Text : Koichiro Okamoto(Motor Journalist)


ドリフトの360 グリップのBRZ


 「86」という車名の由来は、「ハチロク」の愛称で親しまれるAE86型カローラレビン/スプリンタートレノのように、お客様に愛され、育てていただきたいという想いから命名されたという。

 手ごろな価格とサイズとパワーでFRの2ドアクーペとなれば、時代は変わっても、積極的に走りを楽しみたい層が放っておくはずがない。

 スバルのBRZとともに登場した2012年というと、日本のスポーツカーがかなり寂しい状況だった時代。 そんな中に現れた両車は一筋の光明だった。

 両車が生まれた背景は、トヨタにとっては、売れるクルマを優先する経営上の戦略により長らくスポーツカーらしいスポーツカーを作ってこなかったが、若い人にクルマ離れさせないための身近なスポーツカーを出すべきという声が社内に少なからずあったことを受け、何かことを起こす必要に迫られていた。

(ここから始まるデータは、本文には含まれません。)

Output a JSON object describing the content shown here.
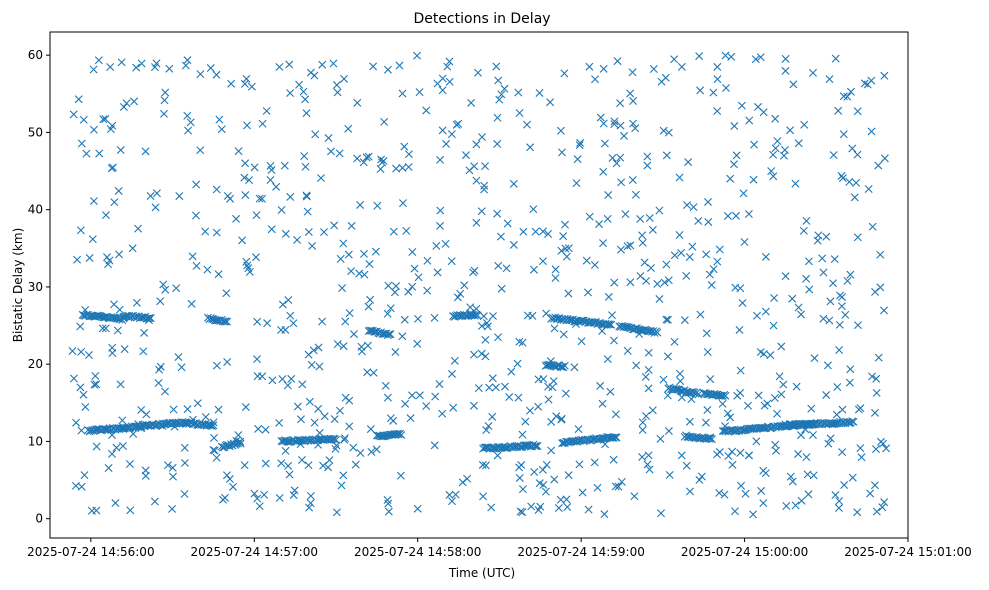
{
  "chart_data": {
    "type": "scatter",
    "title": "Detections in Delay",
    "xlabel": "Time (UTC)",
    "ylabel": "Bistatic Delay (km)",
    "marker": "x",
    "marker_color": "#1f77b4",
    "grid": false,
    "legend": "none",
    "x_unit": "time",
    "xlim": [
      "2025-07-24 14:55:45",
      "2025-07-24 15:01:00"
    ],
    "ylim": [
      -2.5,
      63
    ],
    "x_ticks": [
      "2025-07-24 14:56:00",
      "2025-07-24 14:57:00",
      "2025-07-24 14:58:00",
      "2025-07-24 14:59:00",
      "2025-07-24 15:00:00",
      "2025-07-24 15:01:00"
    ],
    "y_ticks": [
      0,
      10,
      20,
      30,
      40,
      50,
      60
    ],
    "tracks": [
      {
        "from": [
          "2025-07-24 14:55:57",
          26.4
        ],
        "to": [
          "2025-07-24 14:56:12",
          25.8
        ]
      },
      {
        "from": [
          "2025-07-24 14:56:12",
          26.2
        ],
        "to": [
          "2025-07-24 14:56:22",
          26.0
        ]
      },
      {
        "from": [
          "2025-07-24 14:56:43",
          25.9
        ],
        "to": [
          "2025-07-24 14:56:50",
          25.5
        ]
      },
      {
        "from": [
          "2025-07-24 14:57:42",
          24.3
        ],
        "to": [
          "2025-07-24 14:57:50",
          23.8
        ]
      },
      {
        "from": [
          "2025-07-24 14:58:13",
          26.2
        ],
        "to": [
          "2025-07-24 14:58:22",
          26.4
        ]
      },
      {
        "from": [
          "2025-07-24 14:58:49",
          26.0
        ],
        "to": [
          "2025-07-24 14:59:11",
          25.1
        ]
      },
      {
        "from": [
          "2025-07-24 14:59:14",
          24.9
        ],
        "to": [
          "2025-07-24 14:59:28",
          24.1
        ]
      },
      {
        "from": [
          "2025-07-24 14:55:59",
          11.4
        ],
        "to": [
          "2025-07-24 14:56:12",
          11.7
        ]
      },
      {
        "from": [
          "2025-07-24 14:56:12",
          11.8
        ],
        "to": [
          "2025-07-24 14:56:35",
          12.5
        ]
      },
      {
        "from": [
          "2025-07-24 14:56:35",
          12.4
        ],
        "to": [
          "2025-07-24 14:56:45",
          12.0
        ]
      },
      {
        "from": [
          "2025-07-24 14:56:48",
          9.3
        ],
        "to": [
          "2025-07-24 14:56:55",
          9.8
        ]
      },
      {
        "from": [
          "2025-07-24 14:57:10",
          10.0
        ],
        "to": [
          "2025-07-24 14:57:30",
          10.3
        ]
      },
      {
        "from": [
          "2025-07-24 14:57:45",
          10.7
        ],
        "to": [
          "2025-07-24 14:57:54",
          10.9
        ]
      },
      {
        "from": [
          "2025-07-24 14:58:24",
          9.1
        ],
        "to": [
          "2025-07-24 14:58:44",
          9.5
        ]
      },
      {
        "from": [
          "2025-07-24 14:58:47",
          19.9
        ],
        "to": [
          "2025-07-24 14:58:54",
          19.7
        ]
      },
      {
        "from": [
          "2025-07-24 14:58:53",
          9.8
        ],
        "to": [
          "2025-07-24 14:59:13",
          10.6
        ]
      },
      {
        "from": [
          "2025-07-24 14:59:32",
          16.9
        ],
        "to": [
          "2025-07-24 14:59:43",
          16.2
        ]
      },
      {
        "from": [
          "2025-07-24 14:59:45",
          16.2
        ],
        "to": [
          "2025-07-24 14:59:53",
          15.9
        ]
      },
      {
        "from": [
          "2025-07-24 14:59:38",
          10.7
        ],
        "to": [
          "2025-07-24 14:59:48",
          10.3
        ]
      },
      {
        "from": [
          "2025-07-24 14:59:52",
          11.3
        ],
        "to": [
          "2025-07-24 15:00:26",
          12.3
        ]
      },
      {
        "from": [
          "2025-07-24 15:00:15",
          12.1
        ],
        "to": [
          "2025-07-24 15:00:40",
          12.5
        ]
      }
    ],
    "noise": {
      "count": 900,
      "seed": 20250724,
      "t_from": "2025-07-24 14:55:53",
      "t_to": "2025-07-24 15:00:52",
      "y_min": 0.5,
      "y_max": 60
    }
  }
}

 かたやスバルにとっては、それまで手掛けたことのないFRのライトウエートスポーツにチャレンジしたいという思いはずっとあった。

 そうしたすでに提携関係にあったトヨタとスバルの思惑が一致したことから、両社によるプロジェクトがスタートし、共同開発により誕生したのが、86とBRZだ。生産はいずれもスバルの群馬工場で行われている。

 実は当初、どちらもBRZと共通の走りで発売される予定だったところ、トヨタ側がもっとFRらしい走りを求めたため、ドタンバで差別化が図られた。その結果、ハンドリングは「ドリフトの86、グリップのBRZ」と評されるほど両極端になった。

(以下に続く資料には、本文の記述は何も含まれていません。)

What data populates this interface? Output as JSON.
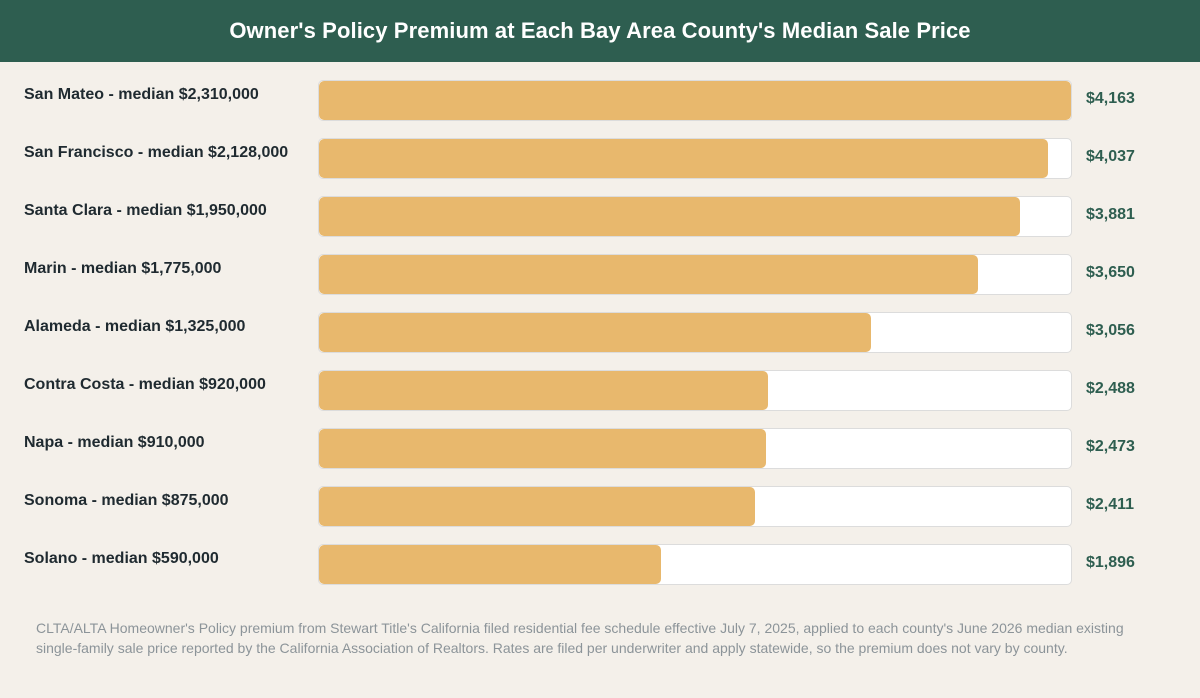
{
  "header": {
    "title": "Owner's Policy Premium at Each Bay Area County's Median Sale Price"
  },
  "colors": {
    "header_bg": "#2e5e50",
    "bar_fill": "#e8b86d",
    "value_text": "#2e5e50",
    "page_bg": "#f4f0ea"
  },
  "chart_data": {
    "type": "bar",
    "orientation": "horizontal",
    "title": "Owner's Policy Premium at Each Bay Area County's Median Sale Price",
    "xlim": [
      0,
      4163
    ],
    "categories": [
      "San Mateo - median $2,310,000",
      "San Francisco - median $2,128,000",
      "Santa Clara - median $1,950,000",
      "Marin - median $1,775,000",
      "Alameda - median $1,325,000",
      "Contra Costa - median $920,000",
      "Napa - median $910,000",
      "Sonoma - median $875,000",
      "Solano - median $590,000"
    ],
    "values": [
      4163,
      4037,
      3881,
      3650,
      3056,
      2488,
      2473,
      2411,
      1896
    ],
    "value_labels": [
      "$4,163",
      "$4,037",
      "$3,881",
      "$3,650",
      "$3,056",
      "$2,488",
      "$2,473",
      "$2,411",
      "$1,896"
    ]
  },
  "footnote": "CLTA/ALTA Homeowner's Policy premium from Stewart Title's California filed residential fee schedule effective July 7, 2025, applied to each county's June 2026 median existing single-family sale price reported by the California Association of Realtors. Rates are filed per underwriter and apply statewide, so the premium does not vary by county."
}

 ところがその後、毎年のようにアップデートして走りも改良されていくうちに、別物だった走りがお互い歩み寄ってどんどん似ていき、最終型ではほとんど同じようになった。


目指すべき”味”のために似ていた走りを再び差別化


 スポーツ/スペシャルティ市場が低迷していた中でも、両車はそこそこ順調な売れ行きを見せてきた。2021年にモデルチェンジを実施し、プラットフォームをキャリーオーバーしつつ、エンジンを2.4Lとするなど全体的に仕様向上が図られた。走りについて、 それまで熟成させてきて、お互い良いものができたという共通認識があったため、当初はその流れのまま前述のような近い味付けで開発が進められていた。

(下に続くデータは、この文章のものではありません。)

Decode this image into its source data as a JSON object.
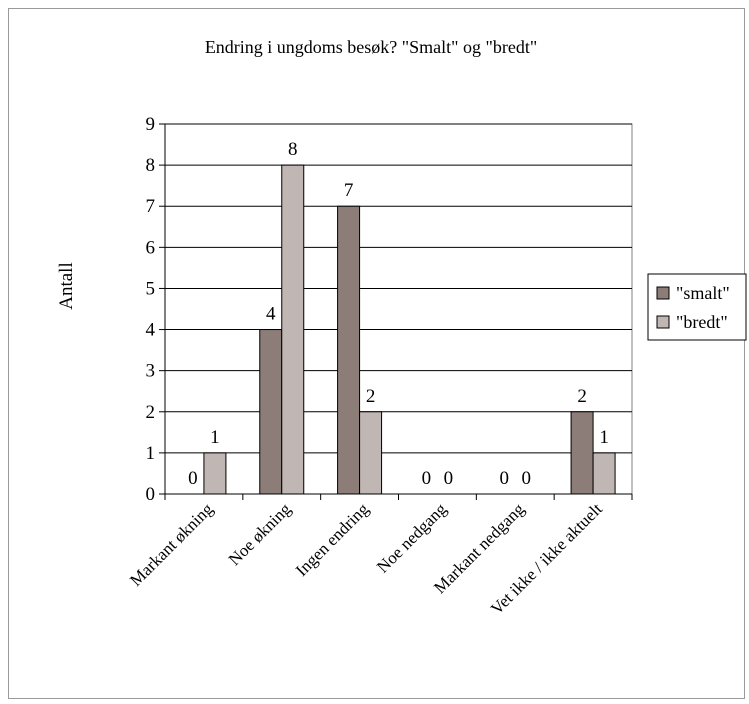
{
  "chart_data": {
    "type": "bar",
    "title": "Endring i ungdoms besøk? \"Smalt\" og \"bredt\"",
    "ylabel": "Antall",
    "xlabel": "",
    "ylim": [
      0,
      9
    ],
    "yticks": [
      0,
      1,
      2,
      3,
      4,
      5,
      6,
      7,
      8,
      9
    ],
    "grid": true,
    "legend_position": "right",
    "categories": [
      "Markant økning",
      "Noe økning",
      "Ingen endring",
      "Noe nedgang",
      "Markant nedgang",
      "Vet ikke / ikke aktuelt"
    ],
    "series": [
      {
        "name": "\"smalt\"",
        "values": [
          0,
          4,
          7,
          0,
          0,
          2
        ],
        "color": "#8c7d78"
      },
      {
        "name": "\"bredt\"",
        "values": [
          1,
          8,
          2,
          0,
          0,
          1
        ],
        "color": "#c0b6b4"
      }
    ]
  }
}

 ところが、発売の半年前ごろに方針が一転し、GR86はよりGRらしい“味”を実現するため、BRZに対してできる限り作り分けるはこびとなった。 これにはマスタードライバーであ豊田章男現会長のひと声が大きく影響している。内容的には多岐にわたり、初代の後期型でも別々だったダンパーや電動パワステに加えて、スプリング、フロントハウジング、スタビライザー等にまで及ぶ。

 初代の86ではBRZと共通だったエンジン特性も、 GR86ではアクセル開度と要求トルクのマップの初期ゲインが高められていて、初期でグンとトルクが立ち上がり挙動をコントロールしやすいようになっている。

 同じくATもスポーツモードにすると変速ショックをともなうほどダイレクト感があり、 スポーツ走行でも十分に楽しめるよう味付けされている。

 同じ工場で生産される兄弟車としては異例なほど、目指すべき味〟のために作り分けられていて、実際に走りもそれなりに違う。よりGT的な性格を強めたBRZに対し、GR86はピュアスポーツらしさが増している。

 2023年秋の改良で足まわりに手が加えられたほか、初代と同様、ザックス製ダンパーやブレンボ製ブレーキなど魅力的社外ブランドのアイテムが設定されたのも歓迎だ。 手ごろなサイズとパワーを持ったFRスポーツとして、今後も一定の人気を維持していくに違いない。


モータージャーナリストの視点!

 流通の絶対量は乗用車よりもずっと少なくても、 FRの2ドアクーペだからこそ欲しいという層が一定数存在することから、 相場は全体的に割高となっている。 とくに上級グレードで程度の良い個体は年式のわりにかなり高め。 数としては86/GR86のほうがBRZよりも圧倒的に多く、少ないBRZのほうが希少価値でやや高値で、 いずれもMT比率が高いが、ATはグンとリーズナブルになる。 オーナーは当初は40~50代が中心だったが、徐々に20代の若い層も増え、その影響が荒く乗られた個体も少なくないことには注意したほうがよい。



各世代のウリはここだ!

 

86のルーツ!

AE86

カローラレビン/スプリンタートレノ

(1983年~1987年)


モータースポーツの登竜門

●テンロククラスで最後のFR車

● 名機4A-GEUを搭載

● 2ドアクーペと3ドアハッチバックを設定





86の兄弟車

スバルBRZ

(2012年~)


スバル唯一のFRスポーツ

●やや控えめな内外装デザイン

● 正確なハンドリングを追求

● 現行型はエンジン特性も異なる









FRスポーツの楽しさを再発掘

86

(2012年~2021年)


● 2.0L水平対向エンジンを搭載

● 派手な配色のインテリアも選択可能

● 多くの限定車を設定


GT“Limited”はGTの装備に加え、本革×

世界トップブランドの内装表皮材アルカン

ターラのシート表皮を装備。インテリアカ

ラーはブラックとレッドの2色を設定。




より際立つドライバビリティ

GR86

(2021年~)


● 2.0L水平対向エンジンを搭載

● BRZとの差別化を拡大

● 熟成されたメカニズム


D-4S搭載、水平対向4気筒エンジン。2L

から2.4Lへの排気量アップにより動力性

能を向上し、0-100km/h加速性能を従来

型の7.4秒から6.3秒に高めた。